L’imposante place occupée dans la mémoire collective par la guerre d’Indochine et surtout par la guerre d’Algérie a entraîné l’occultation d’un autre conflit colonial dans lequel la France a été entraîné bien avant les années 1940–50, à savoir la guerre du Rif (1925–1926). On ne peut donc que lire avec grand intérêt l’étude précise, détaillée et écrite à l’aide d’archives très riches que Max Schiavon publie.
Aucune des dimensions du conflit n’est occultée : les questions stratégiques et même tractiques bien sûr prépondérantes, mais aussi politiques (les pressions gouvernementales jouent un rôle capital dans toute cette histoire), culturelles, humaines (le récit est émaillé de très intéressants portraits des protagonistes, depuis les chefs militaires français jusqu’à Abd el Krim).
Cela dit, le cœur du livre se situe dans les deux conceptions à propos de la nature du conflit à mener qui oppose Lyautey à Pétain. Car cette partie de la carrière du vainqueur de Verdun est très peu connu, et tous ceux qui s’intéressent à cette période et à ce personnage trouveront de riches éléments de compréhension.
En effet, Max Schiavon décrit deux chefs militaires fidèles à eux-mêmes et à leurs conceptions en matière coloniale et militaire, Lyautey accordant une importance cruciale au temps et aux aspects politiques de la lutte, là où Paris veut une victoire nette et rapide. D’où une préférence pour Pétain qui avec méthode et puissance de feu, reconquiert les terrains perdus et apporte la victoire demandée.

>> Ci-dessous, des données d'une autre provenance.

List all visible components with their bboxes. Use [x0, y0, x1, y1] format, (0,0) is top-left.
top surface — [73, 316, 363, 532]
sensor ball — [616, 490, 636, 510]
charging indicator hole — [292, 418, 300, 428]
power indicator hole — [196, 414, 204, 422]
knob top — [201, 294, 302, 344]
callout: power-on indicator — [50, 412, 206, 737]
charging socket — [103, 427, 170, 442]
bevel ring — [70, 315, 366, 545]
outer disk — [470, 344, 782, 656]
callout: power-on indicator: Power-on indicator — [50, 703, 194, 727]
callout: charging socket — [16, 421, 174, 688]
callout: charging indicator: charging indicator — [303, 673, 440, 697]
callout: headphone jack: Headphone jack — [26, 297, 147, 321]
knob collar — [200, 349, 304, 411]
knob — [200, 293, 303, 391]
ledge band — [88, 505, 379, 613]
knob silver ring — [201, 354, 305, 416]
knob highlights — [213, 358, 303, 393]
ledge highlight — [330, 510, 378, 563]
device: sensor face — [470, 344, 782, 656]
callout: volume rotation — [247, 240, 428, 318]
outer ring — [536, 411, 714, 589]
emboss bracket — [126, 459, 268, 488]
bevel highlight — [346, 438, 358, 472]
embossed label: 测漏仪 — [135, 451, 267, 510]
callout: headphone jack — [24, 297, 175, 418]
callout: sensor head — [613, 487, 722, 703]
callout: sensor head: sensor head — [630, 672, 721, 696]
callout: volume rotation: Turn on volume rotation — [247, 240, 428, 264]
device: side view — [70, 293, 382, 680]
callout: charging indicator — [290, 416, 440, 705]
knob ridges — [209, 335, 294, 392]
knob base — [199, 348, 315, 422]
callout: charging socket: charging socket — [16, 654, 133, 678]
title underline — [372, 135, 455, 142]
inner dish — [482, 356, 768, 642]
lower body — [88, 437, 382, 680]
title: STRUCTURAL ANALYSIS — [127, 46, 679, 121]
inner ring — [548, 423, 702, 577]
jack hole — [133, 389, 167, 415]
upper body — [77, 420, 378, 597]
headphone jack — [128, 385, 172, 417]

Cette guerre en fait en annonce d’autres, plus cruelles et difficiles encore. Elle illustre l’illusion d’une puissance française sur ses colonies, en réalité bien fragile après la Grande Guerre et les obligations de la paix dans l’Europe des années 1920.
Le livre de Max Schiavon constitue donc une pierre à l’édifice de compréhension de cette époque cruciale.
frederic le moal
Max Schiavon, La Guerre du Rif. Maroc (1925–1926), Editions Pierre de Taillac, février 2016, 294 p., 24,90 €
Né au Maroc Oriental, connaissant la région de TAZA et fils d’un blessé en 1925, j’ai particulièrement apprécié le livre de Max Schiavon.
Les différents aspects du conflit ( militaire, politique)sont particulièrement bien évoqués. Quant à l’aspect opérationnel et à l’héroïsme des premiers mois , ils confirment ce qui m’en avait été dit par mon père, caporal dans un bataillon de tirailleurs sénégalais.